National Academy for State Health Policy
Several of the Affordable Care Act’s (ACA) key provisions are aimed specifically at children, but much of the law focuses on covering the larger uninsured population of adults without dependent children. As states focus on implementing these ACA coverage programs and other systemic changes by January 1, 2014, it will be important that children’s coverage remains a priority as well. This report explains some challenges and opportunities for making health care reform work for children. The report, developed with the support of The Atlantic Philanthropies, draws upon lessons learned from state Medicaid and Children’s Health Insurance Programs (CHIP), federal policy, and relevant research. 
 
Center for Studying Health System Change and California HealthCare Foundation
This issue brief examines the status of community safety-net systems in six regions in California. Under the federal Patient Protection and Affordable Care Act (ACA), large numbers of Californians will become eligible for Medi-Cal in 2014. Even with federal resources to help safety-net providers prepare, however, communities with weaker safety-net systems are lagging in reform preparations. As a result, low-income people in those communities may be left without health coverage and timely access to health care services. Even well-prepared regions will need time and assistance to help people gain health care coverage.
 
Delivery System Redesign
 
Harvey L. Neiman Health Policy Institute
Many initiatives are underway to redesign health care delivery and payment systems to curb rising costs while maintaining, and ideally improving, the overall quality of care. Whether in the form of Accountable Care Organizations, Patient-Centered Medical Homes, or various other models for payment reductions coupled with shared-savings incentives, the common feature of these systems is an increased shift of risk—for both cost and quality—to providers. Although most early efforts have focused on integrated care delivery models, with primary care providers at the center serving as gatekeepers to manage service utilization, powerful opportunities exist for physician specialists as well. This Neiman Report highlights two of several emerging models being developed by the Harvey L. Neiman Health Policy Institute designed to align provision and payment of specialty care with efforts to ensure a sustainable, high quality health care system.
 
Aligning Forces for Quality
While fee-for-service remains the dominant approach to paying for health care in the United States, multiple local and regional initiatives have sought to demonstrate that other payment schemes can do better—that they can achieve higher quality and better overall outcomes, greater efficiency, and lower or at least controlled costs.

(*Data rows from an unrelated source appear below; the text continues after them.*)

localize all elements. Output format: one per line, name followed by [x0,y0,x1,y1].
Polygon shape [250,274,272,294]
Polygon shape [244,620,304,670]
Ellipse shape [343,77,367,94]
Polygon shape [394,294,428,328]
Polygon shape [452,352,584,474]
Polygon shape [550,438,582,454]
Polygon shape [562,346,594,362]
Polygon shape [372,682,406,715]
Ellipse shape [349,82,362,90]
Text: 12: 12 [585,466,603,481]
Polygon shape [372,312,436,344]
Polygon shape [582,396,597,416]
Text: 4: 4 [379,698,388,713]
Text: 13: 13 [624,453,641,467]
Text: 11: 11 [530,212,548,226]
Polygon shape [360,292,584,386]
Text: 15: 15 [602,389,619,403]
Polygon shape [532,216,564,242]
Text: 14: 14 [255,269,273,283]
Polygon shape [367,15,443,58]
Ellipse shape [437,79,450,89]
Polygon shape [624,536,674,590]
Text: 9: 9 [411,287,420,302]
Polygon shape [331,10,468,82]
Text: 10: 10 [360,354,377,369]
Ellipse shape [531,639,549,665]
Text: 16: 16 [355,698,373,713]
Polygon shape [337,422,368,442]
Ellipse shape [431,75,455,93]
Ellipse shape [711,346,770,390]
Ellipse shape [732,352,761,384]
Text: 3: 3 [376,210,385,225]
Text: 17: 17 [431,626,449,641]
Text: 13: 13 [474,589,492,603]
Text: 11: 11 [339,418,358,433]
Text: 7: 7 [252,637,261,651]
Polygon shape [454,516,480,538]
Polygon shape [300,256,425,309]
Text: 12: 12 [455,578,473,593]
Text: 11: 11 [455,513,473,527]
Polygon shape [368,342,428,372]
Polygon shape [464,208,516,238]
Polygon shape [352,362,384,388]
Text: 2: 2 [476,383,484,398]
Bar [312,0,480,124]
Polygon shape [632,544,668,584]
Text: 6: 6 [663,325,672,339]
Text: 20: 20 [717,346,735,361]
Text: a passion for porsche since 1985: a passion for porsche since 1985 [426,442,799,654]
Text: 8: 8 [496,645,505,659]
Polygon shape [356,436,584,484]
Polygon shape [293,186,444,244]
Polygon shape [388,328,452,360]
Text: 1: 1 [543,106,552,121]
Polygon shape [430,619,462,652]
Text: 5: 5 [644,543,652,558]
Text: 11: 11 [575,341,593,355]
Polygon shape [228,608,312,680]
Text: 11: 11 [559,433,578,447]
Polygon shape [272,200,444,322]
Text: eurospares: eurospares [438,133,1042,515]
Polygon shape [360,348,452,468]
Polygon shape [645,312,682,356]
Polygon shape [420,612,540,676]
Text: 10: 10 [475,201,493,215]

Bundled payment (BP) is one such alternative. Bundled payment is the concept of paying a fixed dollar amount to cover a set of services, as an episode of care over a defined period. Because of the fixed price, providers are encouraged to hold variable costs down; yet BP programs usually require providers to satisfy a minimum set of quality metrics in order to receive payment, thus ensuring providers do not skimp on care. This paper examines issues confronted by two AF4Q communities that are considering or implementing BP initiatives.